Лежа на животе среди шуршащей соломы, мы завели душевный разговор.

Не глядя на меня, Лили прошептал:

— Я так скучал по тебе!

— Я тоже.

Тряская тележка баюкала нас в ворохе душистых мохнатых колосьев. Лили говорил:

— Завтра утром пойдем ставить ловушки, только надо будет рано вернуться домой.

— Почему?

— Будем веять гречиху на току. А после обеда придется молотить горох, он сушится на чердаке.

Лили, казалось, был обеспокоен и приуныл. Помолчав, он сказал:

— Отец хочет, чтоб я подсоблял ему чуть не каждый день, потому что у меня теперь, вишь, шерсть растет!

Он вытянул ногу, показывая темный пушок на икре, угрожавший его свободе.

— Я буду тебе помогать.

— Толку от этого чуть, горохом-то дело не кончится. В эту пору в деревне всегда есть чего делать. Не терять же тебе из-за этого свои каникулы. Я дам тебе моих крылатиков, они у меня красивые, рыжие, те, что я насобирал на дереве. До открытия охоты ты будешь один расставлять ловушки; отец обещал, что с десятого августа я буду по утрам свободен, а после пяти вечера тоже.

— Нет, без тебя мне неинтересно. Я лучше буду работать с тобою.

Он вскинул на меня засиявшие глаза и, кажется, покраснел.

— Я так и думал, — проговорил он. — Но все-таки я рад.


***

Вот почему я научился тем летом молотить гречиху. Древний каменный вал молотилки, изборожденный желобками, вращал наш бесценный мул; затем я развеивал деревянными, сделанными из боярышника, вилами обмолоченную солому; очищенное зерно градом ссыпалось у моих ног, солома падала немного подальше, а легкая мякина взлетала к веткам олив, оставляя за собой длинные белые дорожки. Я молотил цепом «турецкий горох», замкнутый в сухом стручке, словно дробинки в погремушке. Затем мы делали тростянки — плетенки из тростника, на которых сушат инжир.
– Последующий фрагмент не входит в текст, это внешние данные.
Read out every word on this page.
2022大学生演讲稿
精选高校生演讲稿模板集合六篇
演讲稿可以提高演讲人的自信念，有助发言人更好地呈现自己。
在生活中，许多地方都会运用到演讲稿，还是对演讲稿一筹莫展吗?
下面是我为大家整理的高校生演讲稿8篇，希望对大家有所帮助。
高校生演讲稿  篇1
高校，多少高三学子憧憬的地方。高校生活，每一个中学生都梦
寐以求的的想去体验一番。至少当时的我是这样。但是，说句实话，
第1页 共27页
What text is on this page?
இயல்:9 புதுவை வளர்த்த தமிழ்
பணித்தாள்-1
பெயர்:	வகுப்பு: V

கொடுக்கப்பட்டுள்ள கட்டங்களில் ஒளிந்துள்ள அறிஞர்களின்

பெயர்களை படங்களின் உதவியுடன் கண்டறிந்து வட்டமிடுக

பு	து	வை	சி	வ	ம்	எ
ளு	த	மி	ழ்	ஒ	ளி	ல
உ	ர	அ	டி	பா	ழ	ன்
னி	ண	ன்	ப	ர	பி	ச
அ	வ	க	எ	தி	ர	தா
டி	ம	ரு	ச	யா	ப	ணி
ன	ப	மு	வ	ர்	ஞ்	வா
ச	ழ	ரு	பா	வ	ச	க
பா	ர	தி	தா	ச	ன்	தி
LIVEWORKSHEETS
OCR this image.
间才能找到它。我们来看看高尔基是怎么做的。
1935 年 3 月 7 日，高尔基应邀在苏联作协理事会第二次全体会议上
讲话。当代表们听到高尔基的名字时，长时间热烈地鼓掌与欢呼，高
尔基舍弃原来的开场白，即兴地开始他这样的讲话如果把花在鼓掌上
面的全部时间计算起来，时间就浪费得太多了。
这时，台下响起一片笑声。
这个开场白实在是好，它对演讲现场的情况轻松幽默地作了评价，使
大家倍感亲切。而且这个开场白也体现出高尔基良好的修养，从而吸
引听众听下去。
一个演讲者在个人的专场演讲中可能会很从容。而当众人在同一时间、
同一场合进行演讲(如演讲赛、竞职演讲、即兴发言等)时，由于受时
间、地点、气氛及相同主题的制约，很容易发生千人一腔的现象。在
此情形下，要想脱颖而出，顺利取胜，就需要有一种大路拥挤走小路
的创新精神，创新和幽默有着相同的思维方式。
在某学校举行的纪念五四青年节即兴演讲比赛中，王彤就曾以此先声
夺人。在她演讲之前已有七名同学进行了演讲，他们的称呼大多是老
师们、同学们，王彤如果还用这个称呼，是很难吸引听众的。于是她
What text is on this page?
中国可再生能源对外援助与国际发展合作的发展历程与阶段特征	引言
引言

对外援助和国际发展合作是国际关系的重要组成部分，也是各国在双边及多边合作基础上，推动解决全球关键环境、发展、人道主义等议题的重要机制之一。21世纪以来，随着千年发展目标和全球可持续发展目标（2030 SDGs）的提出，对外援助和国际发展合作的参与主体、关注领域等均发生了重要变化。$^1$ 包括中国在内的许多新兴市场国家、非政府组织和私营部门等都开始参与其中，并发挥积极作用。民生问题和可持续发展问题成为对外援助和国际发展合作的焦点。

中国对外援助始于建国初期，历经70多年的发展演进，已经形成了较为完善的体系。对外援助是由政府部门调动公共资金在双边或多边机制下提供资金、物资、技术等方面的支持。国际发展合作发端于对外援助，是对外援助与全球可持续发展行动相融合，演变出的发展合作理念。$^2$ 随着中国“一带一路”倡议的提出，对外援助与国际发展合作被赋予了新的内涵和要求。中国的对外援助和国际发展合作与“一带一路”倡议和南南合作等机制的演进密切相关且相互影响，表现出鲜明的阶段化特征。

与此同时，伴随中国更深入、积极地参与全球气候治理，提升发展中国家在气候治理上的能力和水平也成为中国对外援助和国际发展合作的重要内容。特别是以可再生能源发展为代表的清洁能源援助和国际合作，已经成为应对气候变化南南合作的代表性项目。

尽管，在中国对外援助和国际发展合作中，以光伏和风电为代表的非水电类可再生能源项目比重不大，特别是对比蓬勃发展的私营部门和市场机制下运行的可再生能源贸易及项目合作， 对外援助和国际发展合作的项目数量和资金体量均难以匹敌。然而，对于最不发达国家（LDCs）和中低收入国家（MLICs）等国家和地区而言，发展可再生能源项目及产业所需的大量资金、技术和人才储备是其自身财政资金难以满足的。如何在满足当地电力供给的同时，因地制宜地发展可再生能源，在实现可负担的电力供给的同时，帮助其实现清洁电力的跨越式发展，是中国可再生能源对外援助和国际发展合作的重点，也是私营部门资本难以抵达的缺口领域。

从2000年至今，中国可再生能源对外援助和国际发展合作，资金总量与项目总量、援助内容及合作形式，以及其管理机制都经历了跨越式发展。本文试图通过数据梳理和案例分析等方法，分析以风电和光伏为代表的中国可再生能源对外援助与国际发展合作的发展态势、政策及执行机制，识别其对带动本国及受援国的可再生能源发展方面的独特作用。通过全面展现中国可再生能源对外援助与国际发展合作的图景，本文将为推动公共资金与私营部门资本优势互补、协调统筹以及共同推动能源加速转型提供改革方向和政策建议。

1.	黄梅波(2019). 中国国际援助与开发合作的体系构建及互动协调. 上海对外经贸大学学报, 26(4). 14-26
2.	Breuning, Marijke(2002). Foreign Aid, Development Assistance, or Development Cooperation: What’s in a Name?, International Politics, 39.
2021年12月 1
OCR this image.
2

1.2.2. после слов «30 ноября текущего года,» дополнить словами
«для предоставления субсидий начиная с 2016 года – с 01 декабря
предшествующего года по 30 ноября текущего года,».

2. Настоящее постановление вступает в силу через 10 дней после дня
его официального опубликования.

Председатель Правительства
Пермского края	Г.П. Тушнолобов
Приходилось нам и таскать воду из колодца, чтобы поливать «яблоки любви» (их французы, в отличие от провансальцев, так буднично называют помидорами), подвязывать салат, «запасать травку» для кроликов и менять подстилку мулу. Мы попробовали было расставлять ловушки на соседних полях, под оливами или в жнивье, но добыча оказывалась мизерной: либо негодующе стрекочущая сорока, либо легковерный воробей, либо славки, такие крохотные, что ловушка защелкивалась над тельцем птички, хватая ее за гузку.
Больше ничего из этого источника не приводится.